Alfred Morin, the plaintiff in the case Morin v. Lyver, was unable to obtain a new handgun license because of his two out-of-state convictions for weapons possession, according to the New York Post. If a potential owner has a history of nonviolent misdemeanor convictions, Massachusetts law places severe restrictions on the purchase and use of weapons, the site reported.
— New York Post (@nypost) October 5, 2022
The court order noted that the SCOTUS decided to overturn the regulation after analyzing the law. Referring to the June decision in New York State Rifle & Pistol Assn., Inc. v. Bruen, the court then referred the Act to the United States Court of Appeals for the First Circuit for additional consideration.

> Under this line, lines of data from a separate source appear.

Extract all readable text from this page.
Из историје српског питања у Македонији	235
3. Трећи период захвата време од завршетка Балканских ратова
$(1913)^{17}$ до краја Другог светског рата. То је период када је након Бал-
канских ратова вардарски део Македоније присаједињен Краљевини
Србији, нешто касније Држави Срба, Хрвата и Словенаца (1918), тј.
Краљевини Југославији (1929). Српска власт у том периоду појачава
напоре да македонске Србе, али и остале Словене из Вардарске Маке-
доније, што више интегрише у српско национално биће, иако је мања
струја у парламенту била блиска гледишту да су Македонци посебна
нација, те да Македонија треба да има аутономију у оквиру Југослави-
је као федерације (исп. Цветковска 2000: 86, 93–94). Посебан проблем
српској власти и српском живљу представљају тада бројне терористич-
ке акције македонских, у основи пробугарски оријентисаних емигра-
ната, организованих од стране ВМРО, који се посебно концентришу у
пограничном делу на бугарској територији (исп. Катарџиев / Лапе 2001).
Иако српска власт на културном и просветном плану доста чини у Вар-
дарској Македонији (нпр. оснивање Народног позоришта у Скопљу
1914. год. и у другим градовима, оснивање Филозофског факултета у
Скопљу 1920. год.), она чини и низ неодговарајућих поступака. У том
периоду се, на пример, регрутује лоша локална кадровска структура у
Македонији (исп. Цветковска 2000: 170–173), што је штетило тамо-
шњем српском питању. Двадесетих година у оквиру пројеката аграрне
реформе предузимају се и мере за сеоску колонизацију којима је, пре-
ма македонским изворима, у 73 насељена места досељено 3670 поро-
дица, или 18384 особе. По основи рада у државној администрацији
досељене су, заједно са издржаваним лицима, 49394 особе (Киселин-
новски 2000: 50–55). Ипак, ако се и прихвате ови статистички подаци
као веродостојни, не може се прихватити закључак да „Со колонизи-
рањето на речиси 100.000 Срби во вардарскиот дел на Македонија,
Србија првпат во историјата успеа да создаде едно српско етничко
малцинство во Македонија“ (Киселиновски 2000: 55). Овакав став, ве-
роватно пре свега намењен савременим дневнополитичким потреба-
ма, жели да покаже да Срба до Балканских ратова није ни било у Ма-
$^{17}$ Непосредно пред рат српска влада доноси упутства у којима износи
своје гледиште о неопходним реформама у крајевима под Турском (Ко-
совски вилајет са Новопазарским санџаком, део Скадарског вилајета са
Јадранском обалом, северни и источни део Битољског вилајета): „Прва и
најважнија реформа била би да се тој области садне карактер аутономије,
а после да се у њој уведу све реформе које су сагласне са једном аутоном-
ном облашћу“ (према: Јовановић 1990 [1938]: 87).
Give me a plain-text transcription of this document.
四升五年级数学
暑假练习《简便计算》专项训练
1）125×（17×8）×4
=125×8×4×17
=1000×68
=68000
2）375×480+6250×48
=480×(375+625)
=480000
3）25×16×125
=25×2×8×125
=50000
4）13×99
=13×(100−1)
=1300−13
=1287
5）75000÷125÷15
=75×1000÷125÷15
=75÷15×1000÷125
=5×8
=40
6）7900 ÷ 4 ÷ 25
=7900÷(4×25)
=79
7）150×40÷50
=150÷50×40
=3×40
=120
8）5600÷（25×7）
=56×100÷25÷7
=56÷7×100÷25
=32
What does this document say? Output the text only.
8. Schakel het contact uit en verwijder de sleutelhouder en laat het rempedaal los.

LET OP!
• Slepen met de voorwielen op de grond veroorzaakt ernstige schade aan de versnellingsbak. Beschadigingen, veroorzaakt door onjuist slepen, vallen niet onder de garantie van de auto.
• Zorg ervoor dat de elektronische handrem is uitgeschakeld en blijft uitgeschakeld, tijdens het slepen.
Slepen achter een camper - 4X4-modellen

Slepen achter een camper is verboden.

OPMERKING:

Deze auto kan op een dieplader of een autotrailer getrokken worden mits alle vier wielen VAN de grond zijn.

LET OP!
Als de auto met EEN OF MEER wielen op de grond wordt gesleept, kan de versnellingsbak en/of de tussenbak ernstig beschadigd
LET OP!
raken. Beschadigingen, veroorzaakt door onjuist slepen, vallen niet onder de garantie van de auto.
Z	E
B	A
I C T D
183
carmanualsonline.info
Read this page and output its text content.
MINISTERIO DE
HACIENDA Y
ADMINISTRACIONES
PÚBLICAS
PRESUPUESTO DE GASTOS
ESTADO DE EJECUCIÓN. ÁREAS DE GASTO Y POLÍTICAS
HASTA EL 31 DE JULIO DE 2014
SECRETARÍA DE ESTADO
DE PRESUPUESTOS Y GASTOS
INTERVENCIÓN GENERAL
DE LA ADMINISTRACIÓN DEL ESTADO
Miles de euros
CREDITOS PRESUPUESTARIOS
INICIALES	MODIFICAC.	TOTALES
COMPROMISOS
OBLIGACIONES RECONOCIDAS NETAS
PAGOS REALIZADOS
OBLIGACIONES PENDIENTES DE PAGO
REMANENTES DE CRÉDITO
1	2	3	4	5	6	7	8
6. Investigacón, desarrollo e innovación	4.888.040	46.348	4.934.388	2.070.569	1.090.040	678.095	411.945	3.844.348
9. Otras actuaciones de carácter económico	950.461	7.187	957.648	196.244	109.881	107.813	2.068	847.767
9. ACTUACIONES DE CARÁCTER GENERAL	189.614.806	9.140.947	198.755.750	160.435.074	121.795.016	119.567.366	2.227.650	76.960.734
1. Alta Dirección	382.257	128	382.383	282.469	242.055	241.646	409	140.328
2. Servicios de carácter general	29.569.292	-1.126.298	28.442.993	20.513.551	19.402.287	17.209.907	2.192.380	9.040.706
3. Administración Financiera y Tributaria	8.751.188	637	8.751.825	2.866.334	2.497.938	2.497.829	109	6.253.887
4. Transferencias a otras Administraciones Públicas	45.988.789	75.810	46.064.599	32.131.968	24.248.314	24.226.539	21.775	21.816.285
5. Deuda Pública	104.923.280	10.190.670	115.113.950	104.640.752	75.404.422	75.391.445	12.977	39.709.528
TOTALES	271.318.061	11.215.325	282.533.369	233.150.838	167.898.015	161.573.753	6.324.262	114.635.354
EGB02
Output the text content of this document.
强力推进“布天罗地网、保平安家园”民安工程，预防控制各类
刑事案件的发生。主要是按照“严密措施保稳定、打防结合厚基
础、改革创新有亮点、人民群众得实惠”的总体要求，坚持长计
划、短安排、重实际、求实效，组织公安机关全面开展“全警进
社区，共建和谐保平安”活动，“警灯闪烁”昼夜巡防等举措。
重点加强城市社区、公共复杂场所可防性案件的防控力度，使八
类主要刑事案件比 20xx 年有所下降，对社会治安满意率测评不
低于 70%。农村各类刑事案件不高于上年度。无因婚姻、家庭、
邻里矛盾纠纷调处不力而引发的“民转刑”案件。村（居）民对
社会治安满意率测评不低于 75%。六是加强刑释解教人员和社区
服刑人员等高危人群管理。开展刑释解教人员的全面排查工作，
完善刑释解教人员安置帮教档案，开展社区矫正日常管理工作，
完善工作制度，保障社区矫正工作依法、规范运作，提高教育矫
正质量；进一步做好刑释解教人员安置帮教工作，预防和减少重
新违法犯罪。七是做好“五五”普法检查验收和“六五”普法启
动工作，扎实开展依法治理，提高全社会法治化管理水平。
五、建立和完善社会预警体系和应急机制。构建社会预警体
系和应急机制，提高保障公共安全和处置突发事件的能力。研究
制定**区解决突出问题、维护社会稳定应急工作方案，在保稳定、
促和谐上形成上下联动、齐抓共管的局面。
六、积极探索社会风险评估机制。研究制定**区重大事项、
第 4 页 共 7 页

The Supreme Court of the United States invalidated a New York State law that required applicants for concealed carry permits to demonstrate “proper cause” in the case of New York State Rifle & Pistol Association, Inc. v. Bruen. According to the SCOTUS file, the decision followed the denial of concealed carry permits to Rensselaer County, New York residents Robert Nash and Brandon Koch because they did not meet the state’s “proper cause” criteria while requesting to carry a pistol in public for general self-defense.
Clarence Thomas, a Supreme Court justice, remarked in the court’s 6-3 majority ruling in June, “After reviewing the Anglo-American history of public carry, the Court concludes that respondents have not met their burden to identify an American tradition justifying New York’s proper-cause requirement.”